Poder e Cotidiano em Sergipe
A pandemia e o financiamento da Educação Básica 19 de Outubro 16H:23
ARTIGOS

A pandemia e o financiamento da Educação Básica

*Josué Modesto dos Passos Subrinho

A pandemia da covid 19 provocou uma paralisação muito extensa e duradoura das atividades presenciais nas escolas brasileiras e demonstrou as múltiplas dificuldades de conversão dos projetos pedagógicos do formato presencial para o remoto. O resultado, ainda não totalmente aferido, foi o acúmulo de perdas educacionais que nos obrigarão a desenhar estratégias não apenas para a volta da normalidade, mas, também, para a reformulação de estratégias com o objetivo de tratar as graves sequelas acumuladas, como também de nossas práticas para construirmos uma escola pública cada vez mais inclusiva, mais equitativa e com melhor qualidade para todos.

 

A recente divulgação de dados acerca da execução orçamentária na área da educação, por estados, municípios e Governo Federal, chamou a atenção da imprensa e está provocando debates que extrapolaram o restrito círculo dos especialistas em finanças públicas. Dois fatos se destacaram: a retração do dispêndio em educação pelas três instâncias da Administração Pública e a antevista dificuldade de alguns entes federados em efetivar os dispêndios mínimos estabelecidos para a área.

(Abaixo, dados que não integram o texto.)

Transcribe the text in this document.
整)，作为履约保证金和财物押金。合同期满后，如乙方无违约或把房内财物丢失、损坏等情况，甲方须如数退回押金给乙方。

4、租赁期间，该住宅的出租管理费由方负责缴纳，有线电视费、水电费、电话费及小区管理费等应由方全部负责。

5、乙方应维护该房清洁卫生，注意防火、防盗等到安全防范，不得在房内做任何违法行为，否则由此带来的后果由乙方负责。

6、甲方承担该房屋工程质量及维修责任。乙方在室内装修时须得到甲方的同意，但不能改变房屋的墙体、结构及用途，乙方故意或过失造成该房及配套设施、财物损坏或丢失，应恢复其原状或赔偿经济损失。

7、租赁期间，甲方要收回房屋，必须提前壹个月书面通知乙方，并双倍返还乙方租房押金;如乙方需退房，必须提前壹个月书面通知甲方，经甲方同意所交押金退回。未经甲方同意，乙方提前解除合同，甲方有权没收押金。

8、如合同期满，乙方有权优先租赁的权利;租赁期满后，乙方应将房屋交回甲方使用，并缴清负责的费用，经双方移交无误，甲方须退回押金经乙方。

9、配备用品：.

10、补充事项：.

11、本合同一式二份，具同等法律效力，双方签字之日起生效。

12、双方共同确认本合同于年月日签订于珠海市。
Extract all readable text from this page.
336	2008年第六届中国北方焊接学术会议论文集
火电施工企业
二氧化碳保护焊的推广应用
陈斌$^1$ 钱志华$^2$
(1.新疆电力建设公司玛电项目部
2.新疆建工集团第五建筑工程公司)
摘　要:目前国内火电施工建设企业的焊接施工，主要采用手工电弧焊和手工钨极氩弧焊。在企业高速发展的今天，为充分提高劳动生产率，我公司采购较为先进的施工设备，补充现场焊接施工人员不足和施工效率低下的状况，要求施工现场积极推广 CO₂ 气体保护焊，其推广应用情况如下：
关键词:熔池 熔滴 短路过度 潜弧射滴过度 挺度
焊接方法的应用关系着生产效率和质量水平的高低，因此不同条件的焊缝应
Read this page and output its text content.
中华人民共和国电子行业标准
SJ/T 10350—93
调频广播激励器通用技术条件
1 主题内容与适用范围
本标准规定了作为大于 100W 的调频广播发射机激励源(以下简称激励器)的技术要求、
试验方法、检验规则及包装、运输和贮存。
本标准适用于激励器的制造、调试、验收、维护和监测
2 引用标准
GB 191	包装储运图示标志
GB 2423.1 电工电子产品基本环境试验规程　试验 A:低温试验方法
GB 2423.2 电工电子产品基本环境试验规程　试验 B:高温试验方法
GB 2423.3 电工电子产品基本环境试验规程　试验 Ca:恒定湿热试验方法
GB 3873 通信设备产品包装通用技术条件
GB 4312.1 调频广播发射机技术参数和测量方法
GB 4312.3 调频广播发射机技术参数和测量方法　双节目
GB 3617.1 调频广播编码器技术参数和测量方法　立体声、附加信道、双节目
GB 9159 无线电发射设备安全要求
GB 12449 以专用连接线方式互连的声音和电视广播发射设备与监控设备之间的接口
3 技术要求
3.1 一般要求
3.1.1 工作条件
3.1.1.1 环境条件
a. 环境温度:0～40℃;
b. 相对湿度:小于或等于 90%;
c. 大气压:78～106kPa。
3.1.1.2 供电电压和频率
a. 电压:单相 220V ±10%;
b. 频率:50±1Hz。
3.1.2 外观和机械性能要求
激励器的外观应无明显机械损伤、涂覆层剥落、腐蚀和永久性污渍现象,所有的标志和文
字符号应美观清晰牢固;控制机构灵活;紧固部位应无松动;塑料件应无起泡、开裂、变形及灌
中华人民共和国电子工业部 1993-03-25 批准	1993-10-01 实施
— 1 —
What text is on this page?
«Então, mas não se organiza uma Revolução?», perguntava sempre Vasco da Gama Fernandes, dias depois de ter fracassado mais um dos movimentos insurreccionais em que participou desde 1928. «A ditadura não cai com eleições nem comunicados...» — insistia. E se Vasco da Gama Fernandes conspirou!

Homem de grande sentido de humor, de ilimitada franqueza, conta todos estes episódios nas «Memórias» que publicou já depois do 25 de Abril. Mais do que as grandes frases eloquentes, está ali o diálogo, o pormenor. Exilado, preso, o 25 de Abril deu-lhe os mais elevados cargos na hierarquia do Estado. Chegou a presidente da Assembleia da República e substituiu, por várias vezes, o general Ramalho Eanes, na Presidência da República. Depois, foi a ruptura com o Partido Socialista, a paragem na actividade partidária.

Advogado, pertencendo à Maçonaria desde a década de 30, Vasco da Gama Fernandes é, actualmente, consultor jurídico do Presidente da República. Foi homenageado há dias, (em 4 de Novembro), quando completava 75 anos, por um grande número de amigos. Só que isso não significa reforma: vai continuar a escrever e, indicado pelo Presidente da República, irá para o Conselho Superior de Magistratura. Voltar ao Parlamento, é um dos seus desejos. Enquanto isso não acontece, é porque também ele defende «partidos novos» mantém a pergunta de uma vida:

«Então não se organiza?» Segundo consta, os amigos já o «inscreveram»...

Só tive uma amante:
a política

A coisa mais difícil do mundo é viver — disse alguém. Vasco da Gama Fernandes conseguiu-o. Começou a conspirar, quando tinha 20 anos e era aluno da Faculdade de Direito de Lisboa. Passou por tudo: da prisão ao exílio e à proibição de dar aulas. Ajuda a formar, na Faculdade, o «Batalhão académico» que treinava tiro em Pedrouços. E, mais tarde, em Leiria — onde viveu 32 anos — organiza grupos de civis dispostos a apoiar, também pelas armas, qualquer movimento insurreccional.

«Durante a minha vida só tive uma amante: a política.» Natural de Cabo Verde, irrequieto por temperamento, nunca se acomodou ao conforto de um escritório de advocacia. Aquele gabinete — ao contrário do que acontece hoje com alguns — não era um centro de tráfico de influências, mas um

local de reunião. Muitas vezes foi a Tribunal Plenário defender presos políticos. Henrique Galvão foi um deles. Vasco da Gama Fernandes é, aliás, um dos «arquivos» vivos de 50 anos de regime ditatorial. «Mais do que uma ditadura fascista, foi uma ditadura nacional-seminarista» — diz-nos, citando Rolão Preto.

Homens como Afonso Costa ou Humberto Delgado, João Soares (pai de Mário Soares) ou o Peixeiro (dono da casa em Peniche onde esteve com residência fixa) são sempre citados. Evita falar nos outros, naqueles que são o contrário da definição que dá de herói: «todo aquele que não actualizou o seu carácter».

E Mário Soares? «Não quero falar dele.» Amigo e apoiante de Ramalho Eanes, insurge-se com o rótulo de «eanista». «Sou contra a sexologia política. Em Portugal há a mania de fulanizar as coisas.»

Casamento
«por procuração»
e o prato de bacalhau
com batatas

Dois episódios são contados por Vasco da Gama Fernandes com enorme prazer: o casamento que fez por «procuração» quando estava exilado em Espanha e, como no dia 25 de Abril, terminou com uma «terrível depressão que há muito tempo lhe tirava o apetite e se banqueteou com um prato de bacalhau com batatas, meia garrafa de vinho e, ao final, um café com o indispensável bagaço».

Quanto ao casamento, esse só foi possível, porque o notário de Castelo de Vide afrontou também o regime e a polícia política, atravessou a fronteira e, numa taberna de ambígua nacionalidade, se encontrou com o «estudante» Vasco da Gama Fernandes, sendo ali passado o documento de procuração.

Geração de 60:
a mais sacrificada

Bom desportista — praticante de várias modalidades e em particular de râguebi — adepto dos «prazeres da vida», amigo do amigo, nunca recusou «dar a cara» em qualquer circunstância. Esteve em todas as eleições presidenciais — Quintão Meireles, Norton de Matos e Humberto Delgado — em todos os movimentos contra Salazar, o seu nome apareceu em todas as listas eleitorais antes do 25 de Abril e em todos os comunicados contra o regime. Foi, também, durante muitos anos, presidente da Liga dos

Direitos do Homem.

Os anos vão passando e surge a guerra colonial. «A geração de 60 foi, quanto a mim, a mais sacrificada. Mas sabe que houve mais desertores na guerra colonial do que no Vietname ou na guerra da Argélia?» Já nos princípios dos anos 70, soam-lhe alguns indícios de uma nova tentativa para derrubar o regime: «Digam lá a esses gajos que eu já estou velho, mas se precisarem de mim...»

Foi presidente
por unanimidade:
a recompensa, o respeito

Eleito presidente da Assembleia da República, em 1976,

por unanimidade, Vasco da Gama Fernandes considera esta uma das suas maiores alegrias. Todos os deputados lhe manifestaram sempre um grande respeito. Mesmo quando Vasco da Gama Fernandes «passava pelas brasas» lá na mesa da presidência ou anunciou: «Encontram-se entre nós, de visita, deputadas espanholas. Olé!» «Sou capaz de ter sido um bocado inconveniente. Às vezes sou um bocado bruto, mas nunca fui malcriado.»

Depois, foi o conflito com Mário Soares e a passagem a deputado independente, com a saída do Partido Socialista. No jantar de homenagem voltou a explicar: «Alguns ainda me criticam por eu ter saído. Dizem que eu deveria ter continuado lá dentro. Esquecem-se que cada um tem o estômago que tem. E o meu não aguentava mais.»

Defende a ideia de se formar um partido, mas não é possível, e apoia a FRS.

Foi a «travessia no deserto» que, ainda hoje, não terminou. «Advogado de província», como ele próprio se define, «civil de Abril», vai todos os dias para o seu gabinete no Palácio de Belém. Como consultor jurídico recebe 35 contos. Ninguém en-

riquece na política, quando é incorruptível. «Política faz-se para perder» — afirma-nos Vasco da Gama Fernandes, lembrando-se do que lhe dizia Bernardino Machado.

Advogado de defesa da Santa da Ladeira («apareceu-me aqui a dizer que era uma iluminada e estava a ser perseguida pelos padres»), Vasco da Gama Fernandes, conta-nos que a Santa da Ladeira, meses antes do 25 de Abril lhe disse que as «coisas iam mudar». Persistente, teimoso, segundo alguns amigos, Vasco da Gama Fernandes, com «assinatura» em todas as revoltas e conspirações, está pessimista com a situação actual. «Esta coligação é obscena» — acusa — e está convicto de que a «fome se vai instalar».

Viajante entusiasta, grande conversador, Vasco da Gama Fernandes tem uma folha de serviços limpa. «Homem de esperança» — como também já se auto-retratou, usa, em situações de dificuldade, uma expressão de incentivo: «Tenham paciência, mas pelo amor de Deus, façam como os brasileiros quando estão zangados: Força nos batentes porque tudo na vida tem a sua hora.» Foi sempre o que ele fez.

Como se pode ver, os estados brasileiros e o Ministério da Educação tiveram, em termos reais, redução nas despesas com a função educação, entre os anos de 2015 e 2020, enquanto os municípios mantiveram uma pequena expansão até o ano de 2019. Este comportamento de estagnação ou redução de gastos contrasta com a tendência de crescimento de despesas na função que caracterizou o período de 2005 a 2015. Neste período, o dispêndio público em educação como proporção do Produto Interno Bruto (PIB) subiu de 4,5% para 6,2%. O subconjunto da Educação Básica teve sua participação elevada de 3,6% para 4,9%.

A deterioração da situação fiscal dos estados e municípios brasileiros levou a compressões na disponibilidade de recursos para a área da educação e acirrou um debate acerca da sua suficiência e, de outro, sobre a eficiência do gasto público, visto que a expansão, no período mencionado, não foi acompanhada de significativa melhoria nos indicadores de qualidade.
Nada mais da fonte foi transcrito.